WASHINGTON, DC – Analysis of trade misinvoicing in South Africa from 2010 – 2014 shows that the potential average loss of revenue to the government was approximately $7.4 billion per year or $37 billion during the period studied, according to a new study by Global Financial Integrity. The report, titled South Africa: Potential Revenue Losses Associated with Trade Misinvoicing, analyzes South Africa’s bilateral trade statistics for five year period 2010 – 2014 using information from United Nations Comtrade and data made available from the South African Revenue Authority.

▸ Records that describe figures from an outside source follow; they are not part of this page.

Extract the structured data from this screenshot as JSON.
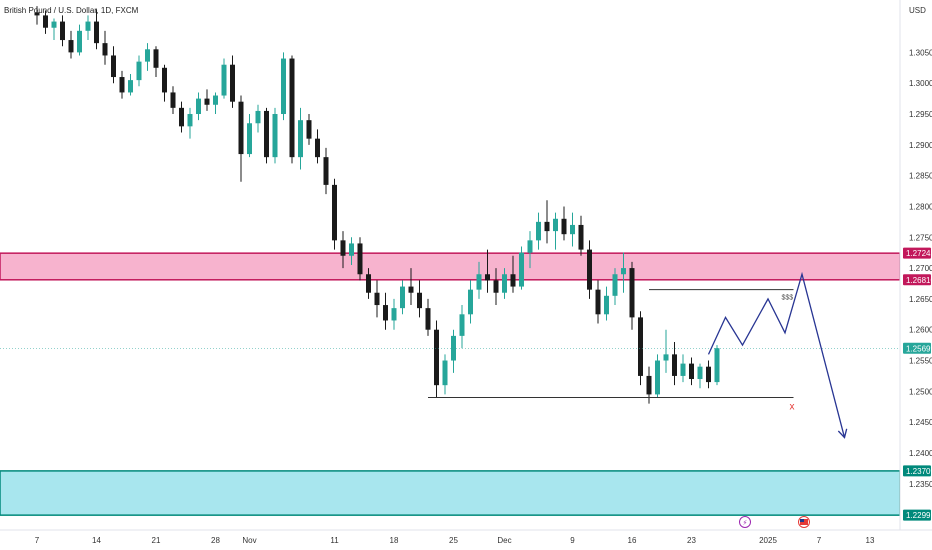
{
  "symbol_title": "British Pound / U.S. Dollar, 1D, FXCM",
  "currency": "USD",
  "price_axis": {
    "min": 1.2275,
    "max": 1.3135,
    "ticks": [
      "1.30500",
      "1.30000",
      "1.29500",
      "1.29000",
      "1.28500",
      "1.28000",
      "1.27500",
      "1.27000",
      "1.26500",
      "1.26000",
      "1.25500",
      "1.25000",
      "1.24500",
      "1.24000",
      "1.23500"
    ]
  },
  "date_axis": {
    "labels": [
      {
        "text": "7",
        "day": 0
      },
      {
        "text": "14",
        "day": 7
      },
      {
        "text": "21",
        "day": 14
      },
      {
        "text": "28",
        "day": 21
      },
      {
        "text": "Nov",
        "day": 25
      },
      {
        "text": "11",
        "day": 35
      },
      {
        "text": "18",
        "day": 42
      },
      {
        "text": "25",
        "day": 49
      },
      {
        "text": "Dec",
        "day": 55
      },
      {
        "text": "9",
        "day": 63
      },
      {
        "text": "16",
        "day": 70
      },
      {
        "text": "23",
        "day": 77
      },
      {
        "text": "2025",
        "day": 86
      },
      {
        "text": "7",
        "day": 92
      },
      {
        "text": "13",
        "day": 98
      }
    ]
  },
  "price_labels": {
    "zone_top": "1.27242",
    "zone_bottom": "1.26810",
    "current": "1.25699",
    "demand_top": "1.23709",
    "demand_bottom": "1.22991"
  },
  "annotations": {
    "liquidity_label": "$$$",
    "target_mark": "x"
  },
  "colors": {
    "bull": "#26a69a",
    "bear": "#1a1a1a",
    "supply_zone": "#f7b3ce",
    "supply_border": "#c2185b",
    "demand_zone": "#a8e6ee",
    "demand_border": "#00897b",
    "projection": "#283593",
    "current_price_badge": "#26a69a"
  },
  "chart_data": {
    "type": "candlestick",
    "series_name": "British Pound / U.S. Dollar",
    "day_start_label": "7",
    "ohlc": [
      [
        1.3115,
        1.3125,
        1.3095,
        1.311
      ],
      [
        1.311,
        1.3118,
        1.308,
        1.309
      ],
      [
        1.309,
        1.3105,
        1.307,
        1.31
      ],
      [
        1.31,
        1.311,
        1.306,
        1.307
      ],
      [
        1.307,
        1.3085,
        1.304,
        1.305
      ],
      [
        1.305,
        1.3095,
        1.3045,
        1.3085
      ],
      [
        1.3085,
        1.311,
        1.307,
        1.31
      ],
      [
        1.31,
        1.312,
        1.3055,
        1.3065
      ],
      [
        1.3065,
        1.3085,
        1.303,
        1.3045
      ],
      [
        1.3045,
        1.306,
        1.3,
        1.301
      ],
      [
        1.301,
        1.302,
        1.2975,
        1.2985
      ],
      [
        1.2985,
        1.3015,
        1.298,
        1.3005
      ],
      [
        1.3005,
        1.3045,
        1.2995,
        1.3035
      ],
      [
        1.3035,
        1.3065,
        1.302,
        1.3055
      ],
      [
        1.3055,
        1.306,
        1.301,
        1.3025
      ],
      [
        1.3025,
        1.303,
        1.297,
        1.2985
      ],
      [
        1.2985,
        1.2995,
        1.295,
        1.296
      ],
      [
        1.296,
        1.297,
        1.292,
        1.293
      ],
      [
        1.293,
        1.296,
        1.291,
        1.295
      ],
      [
        1.295,
        1.2985,
        1.294,
        1.2975
      ],
      [
        1.2975,
        1.299,
        1.2955,
        1.2965
      ],
      [
        1.2965,
        1.2985,
        1.295,
        1.298
      ],
      [
        1.298,
        1.304,
        1.2975,
        1.303
      ],
      [
        1.303,
        1.3045,
        1.296,
        1.297
      ],
      [
        1.297,
        1.298,
        1.284,
        1.2885
      ],
      [
        1.2885,
        1.295,
        1.288,
        1.2935
      ],
      [
        1.2935,
        1.2965,
        1.292,
        1.2955
      ],
      [
        1.2955,
        1.296,
        1.287,
        1.288
      ],
      [
        1.288,
        1.296,
        1.287,
        1.295
      ],
      [
        1.295,
        1.305,
        1.294,
        1.304
      ],
      [
        1.304,
        1.3045,
        1.287,
        1.288
      ],
      [
        1.288,
        1.296,
        1.286,
        1.294
      ],
      [
        1.294,
        1.295,
        1.29,
        1.291
      ],
      [
        1.291,
        1.2925,
        1.287,
        1.288
      ],
      [
        1.288,
        1.2895,
        1.282,
        1.2835
      ],
      [
        1.2835,
        1.2845,
        1.273,
        1.2745
      ],
      [
        1.2745,
        1.276,
        1.27,
        1.272
      ],
      [
        1.272,
        1.275,
        1.2705,
        1.274
      ],
      [
        1.274,
        1.275,
        1.268,
        1.269
      ],
      [
        1.269,
        1.27,
        1.265,
        1.266
      ],
      [
        1.266,
        1.268,
        1.262,
        1.264
      ],
      [
        1.264,
        1.266,
        1.26,
        1.2615
      ],
      [
        1.2615,
        1.265,
        1.26,
        1.2635
      ],
      [
        1.2635,
        1.268,
        1.2625,
        1.267
      ],
      [
        1.267,
        1.27,
        1.264,
        1.266
      ],
      [
        1.266,
        1.268,
        1.262,
        1.2635
      ],
      [
        1.2635,
        1.265,
        1.259,
        1.26
      ],
      [
        1.26,
        1.2615,
        1.249,
        1.251
      ],
      [
        1.251,
        1.256,
        1.2495,
        1.255
      ],
      [
        1.255,
        1.26,
        1.253,
        1.259
      ],
      [
        1.259,
        1.264,
        1.257,
        1.2625
      ],
      [
        1.2625,
        1.268,
        1.261,
        1.2665
      ],
      [
        1.2665,
        1.271,
        1.265,
        1.269
      ],
      [
        1.269,
        1.273,
        1.266,
        1.268
      ],
      [
        1.268,
        1.27,
        1.264,
        1.266
      ],
      [
        1.266,
        1.27,
        1.265,
        1.269
      ],
      [
        1.269,
        1.272,
        1.266,
        1.267
      ],
      [
        1.267,
        1.2735,
        1.2665,
        1.2725
      ],
      [
        1.2725,
        1.276,
        1.27,
        1.2745
      ],
      [
        1.2745,
        1.279,
        1.273,
        1.2775
      ],
      [
        1.2775,
        1.281,
        1.274,
        1.276
      ],
      [
        1.276,
        1.279,
        1.273,
        1.278
      ],
      [
        1.278,
        1.28,
        1.2745,
        1.2755
      ],
      [
        1.2755,
        1.279,
        1.2735,
        1.277
      ],
      [
        1.277,
        1.2785,
        1.272,
        1.273
      ],
      [
        1.273,
        1.2745,
        1.265,
        1.2665
      ],
      [
        1.2665,
        1.268,
        1.261,
        1.2625
      ],
      [
        1.2625,
        1.267,
        1.2615,
        1.2655
      ],
      [
        1.2655,
        1.27,
        1.264,
        1.269
      ],
      [
        1.269,
        1.2725,
        1.266,
        1.27
      ],
      [
        1.27,
        1.271,
        1.26,
        1.262
      ],
      [
        1.262,
        1.263,
        1.251,
        1.2525
      ],
      [
        1.2525,
        1.254,
        1.248,
        1.2495
      ],
      [
        1.2495,
        1.256,
        1.249,
        1.255
      ],
      [
        1.255,
        1.26,
        1.253,
        1.256
      ],
      [
        1.256,
        1.258,
        1.251,
        1.2525
      ],
      [
        1.2525,
        1.256,
        1.2515,
        1.2545
      ],
      [
        1.2545,
        1.2555,
        1.251,
        1.252
      ],
      [
        1.252,
        1.2545,
        1.2505,
        1.254
      ],
      [
        1.254,
        1.255,
        1.2505,
        1.2515
      ],
      [
        1.2515,
        1.2575,
        1.251,
        1.257
      ]
    ],
    "projection_path": [
      {
        "day": 79,
        "price": 1.256
      },
      {
        "day": 81,
        "price": 1.262
      },
      {
        "day": 83,
        "price": 1.2575
      },
      {
        "day": 86,
        "price": 1.265
      },
      {
        "day": 88,
        "price": 1.2595
      },
      {
        "day": 90,
        "price": 1.269
      },
      {
        "day": 95,
        "price": 1.2425
      }
    ],
    "zones": [
      {
        "name": "supply",
        "top": 1.27242,
        "bottom": 1.2681
      },
      {
        "name": "demand",
        "top": 1.23709,
        "bottom": 1.22991
      }
    ],
    "lines": [
      {
        "name": "equal-lows",
        "price": 1.249,
        "from_day": 46,
        "to_day": 89
      },
      {
        "name": "equal-highs",
        "price": 1.2665,
        "from_day": 72,
        "to_day": 89
      }
    ],
    "current_price": 1.25699
  }
}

The detailed breakdown of bilateral South African trade flows allowed for the computation of trade value gaps that are the basis for trade misinvoicing estimates. Import gaps represent the difference between the value of goods South Africa reports having imported from its partner countries and the corresponding export reports by South Africa’s trade partners. Export gaps represent the difference in value between what South Africa reports as having exported and what its partners report as imported.
The average annual revenue lost due to the misinvoicing of imports was $4.8 billion. This amount can be further divided into its component parts: uncollected VAT tax ($2.1 billion), customs duties ($596 million), and corporate income tax ($2.1 billion). Lost revenue due to misinvoiced exports was $2.6 billion on average each year which is related to lower than expected corporate income taxes.